Jones v. Peirce

The Chancellor.

The object of the bill is to obtain from the devisee of a deceased trustee a deed for land held in trust. Samuel D. Forbes and William F. Nye had been associated in some transaction respecting real estate, and Nye held title to certain premises in which Forbes had an interest. At the death of Forbes there was a contest as to the probate of his will. In 1907 an agreement was made by apparently all persons interested under the will, and independent of it, including Nye and Joseph Jackson Peirce, by which the title to certain real estate, including the eleven parcels described in the bill, were conveyed by Nye to Peirce by deed dated December 27, 1907, in trust to reconvey certain parcels to Nye, to sell the rest or so much thereof as was *267necessary to pay a certain judgment against Forbes, and hold all the rest in trust for all of the persons entitled thereto ás heirs at law of Forbes, or as devisees under his will, depending on the termination of the litigation as to the probate of the will of Forbes; and upon the determination of the contest to convey the land, except such as was conveyed pursuant to the trust to Nye and such as may have been sold by the trustee, to the persons entitled as heirs at law of Forbes, or to his devisees, “as the same shall appear and be ascertained upon the final determination of the contest of said paper writing purporting to be the last will and testament of the said Samuel D. Forbes, deceased, and for such estate as said cestuis■ que trustent shall be then entitled to have herein.”

It was alleged in the bill as amended that Peirce as trustee conveyed certain parcels to Nye and paid off the judgment mentioned in the agreementi The will of Forbes having been set aside, the beneficiaries under the trust were the heirs at law of Forbes. No conveyance was made by Peirce, trustee, of the eleven parcels of land described in the bill, and which remained unsold by him, so that it was then his duty to convey .to the heirs at law, the trust having terminated. Peirce died in 1914, without having conveyed, the eleven parcels óf land, and by his will devised all his real estate to his wife, Mary A Peirce, the defendant.
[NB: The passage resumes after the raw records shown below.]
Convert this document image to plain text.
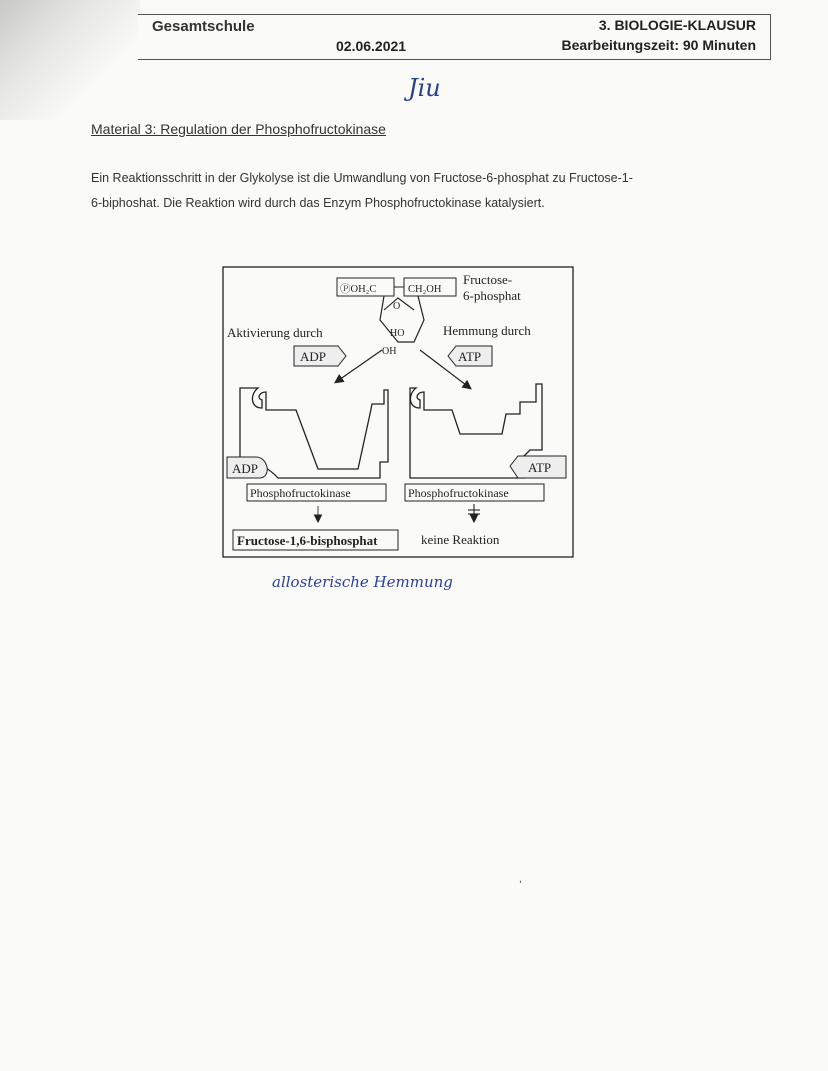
Gesamtschule
02.06.2021
3. BIOLOGIE-KLAUSUR
Bearbeitungszeit: 90 Minuten
Jiu
Material 3: Regulation der Phosphofructokinase
Ein Reaktionsschritt in der Glykolyse ist die Umwandlung von Fructose-6-phosphat zu Fructose-1-
6-biphoshat. Die Reaktion wird durch das Enzym Phosphofructokinase katalysiert.
ⓅOH₂C	CH₂OH
O
HO
OH
Fructose-
6-phosphat
Aktivierung durch
ADP
Hemmung durch
ATP
ADP
Phosphofructokinase
ATP
Phosphofructokinase
Fructose-1,6-bisphosphat	keine Reaktion
allosterische Hemmung
ˈ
Forbes left to survive him as his heirs at law certain children and grandchildren, and Jones, the complainant, bought from them all the eleven parcels of land, and on January 5, 1920, they were conveyed to him by deed of Dexter Forbes, and others, they being such heirs at law. It was alleged further that the defendant makes no claim of ownership, “that there is a dry trust with all the duties imposed upon the trustee fully performed, and no one with power or authoirty to transfer the legal title, such as it is, held under the conditions aforesaid, out of the said Joseph Jackson Peirce.”

The prayers are that the Court decree that the defendant has not and never had any right, title or interest in and to the eleven parcels of land, and that she be directed to convey same to the complainant; that a new trustee be appointed to convey the same to the complainant; that a good marketable title is in the *268complainant; and that the complainant recover damages from the defendant.
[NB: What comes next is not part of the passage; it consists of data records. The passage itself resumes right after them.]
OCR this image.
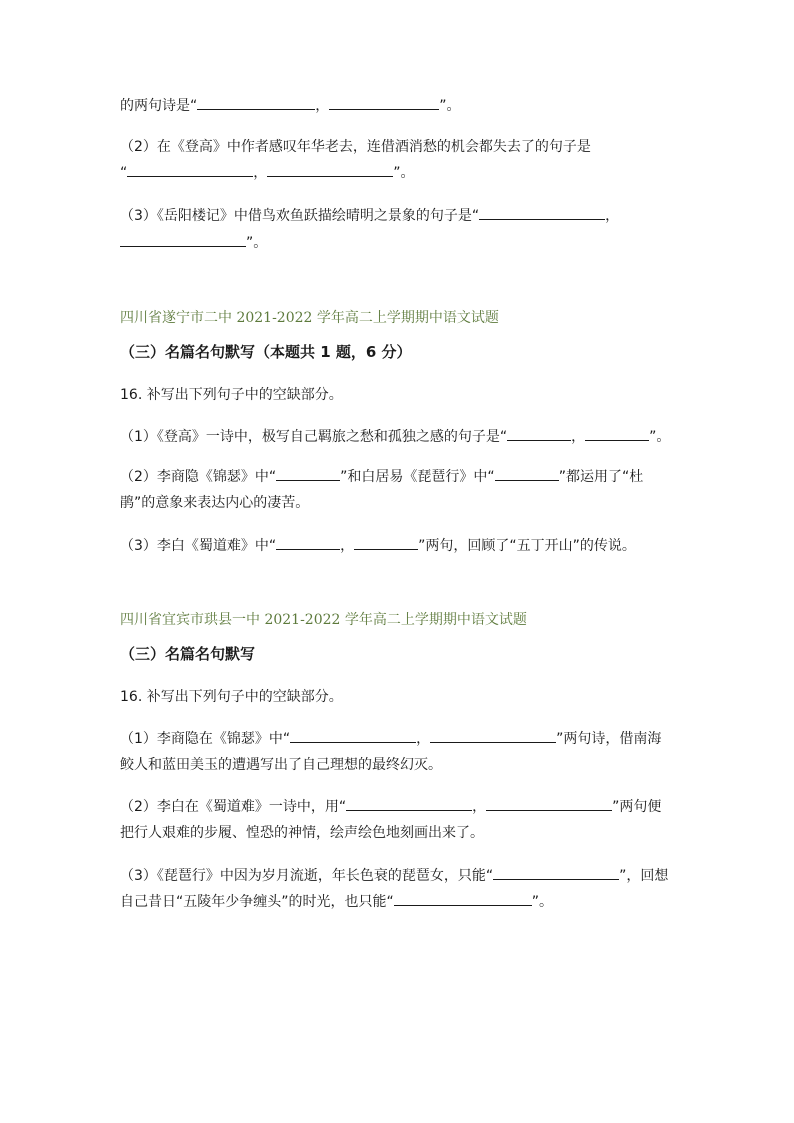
的两句诗是“	，	”。
（2）在《登高》中作者感叹年华老去，连借酒消愁的机会都失去了的句子是
“	，	”。
（3）《岳阳楼记》中借鸟欢鱼跃描绘晴明之景象的句子是“	，
”。
四川省遂宁市二中 2021-2022 学年高二上学期期中语文试题
（三）名篇名句默写（本题共 1 题，6 分）
16. 补写出下列句子中的空缺部分。
（1）《登高》一诗中，极写自己羁旅之愁和孤独之感的句子是“	，	”。
（2）李商隐《锦瑟》中“	”和白居易《琵琶行》中“	”都运用了“杜
鹃”的意象来表达内心的凄苦。
（3）李白《蜀道难》中“	，	”两句，回顾了“五丁开山”的传说。
四川省宜宾市珙县一中 2021-2022 学年高二上学期期中语文试题
（三）名篇名句默写
16. 补写出下列句子中的空缺部分。
（1）李商隐在《锦瑟》中“	，	”两句诗，借南海
鲛人和蓝田美玉的遭遇写出了自己理想的最终幻灭。
（2）李白在《蜀道难》一诗中，用“	，	”两句便
把行人艰难的步履、惶恐的神情，绘声绘色地刻画出来了。
（3）《琵琶行》中因为岁月流逝，年长色衰的琵琶女，只能“	”，回想
自己昔日“五陵年少争缠头”的时光，也只能“	”。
By her answer the defendant affirms that she has not and never had or claimed to have any interest in the several parcels of land, and, therefore, had refused to convey the land to the complainant when and as requested by him.

At the hearing an unsuccessful attempt was made to show that the defendant had since the death of her husband made some claim to the property after knowledge of the trust had come to her.
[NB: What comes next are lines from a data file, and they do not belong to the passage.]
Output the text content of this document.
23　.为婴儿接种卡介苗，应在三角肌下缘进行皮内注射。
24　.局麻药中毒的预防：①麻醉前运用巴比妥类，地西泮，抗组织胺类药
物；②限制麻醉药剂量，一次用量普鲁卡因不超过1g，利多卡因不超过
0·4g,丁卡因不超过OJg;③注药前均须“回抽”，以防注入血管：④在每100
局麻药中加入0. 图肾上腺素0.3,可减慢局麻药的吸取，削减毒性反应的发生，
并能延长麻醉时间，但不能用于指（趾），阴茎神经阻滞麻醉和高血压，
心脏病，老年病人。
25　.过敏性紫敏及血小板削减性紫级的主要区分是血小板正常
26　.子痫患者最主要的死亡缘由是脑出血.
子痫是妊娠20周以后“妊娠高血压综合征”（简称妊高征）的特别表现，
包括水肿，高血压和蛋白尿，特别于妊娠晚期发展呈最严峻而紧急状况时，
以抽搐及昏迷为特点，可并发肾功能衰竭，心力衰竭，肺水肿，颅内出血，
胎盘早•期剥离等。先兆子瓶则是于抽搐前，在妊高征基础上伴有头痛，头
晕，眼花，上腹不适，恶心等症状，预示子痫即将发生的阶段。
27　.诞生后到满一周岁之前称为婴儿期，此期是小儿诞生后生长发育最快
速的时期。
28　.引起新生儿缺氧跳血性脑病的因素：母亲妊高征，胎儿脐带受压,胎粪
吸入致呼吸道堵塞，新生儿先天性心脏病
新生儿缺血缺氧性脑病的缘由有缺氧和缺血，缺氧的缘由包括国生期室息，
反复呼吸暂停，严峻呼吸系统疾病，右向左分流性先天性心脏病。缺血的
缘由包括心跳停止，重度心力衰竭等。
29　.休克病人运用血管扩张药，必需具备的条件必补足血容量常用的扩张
The complainant has acquired by conveyance the equitable interest of all of the cestuis que trustent to whom the conveyance was due under the deed of trust, and the trust terminated seven years before the death of Peirce, the trustee. It is too well settled in Delaware to be controverted here, that under such circumstances the legal, as well as the equitable, title vested at the termination of the trust in the beneficiaries, where, as here, the only duty of the trustee then unperformed was that of conveying to the persons entitled the legal title to the trust property. Friedly v. Security, etc., Co., 10 Del. Ch. 74, 84 Atl. 883, and Delaware cases there cited. These principles do not apply when the grantee in a deed did not pay the consideration therein set forth, but took title for the benefit of one who paid the consideration and who was entitled to a conveyance upon demand, the terms of the trust not being disclosed in the conveyance. Manifestly in such case when the beneficial owner seeks in a Court of Chancery to establish the trust and obtain a conveyance, upon refusal of the trustee to make it, a disclaimer by him of any beneficial interest is not a sufficient defense, and the real owner is entitled to a conveyance.

There is no reason, therefore, why the Court should not grant in part one of the alternative prayers of the bill and declare that the failure of Peirce, the trustee, to convey the several parcels of land to the heirs at law of Forbes and the refusal of the defendant as devisee of the trustee to execute the deed to the complainant, did not affect the marketability of the title of the complainant to said premises.

Therefore, as the complainant is entitled to no other relief *269than a declaration of a matter obviously true as against the defendant, the bill will be dismissed, the complainant to pay the costs.

A decree will be entered accordingly.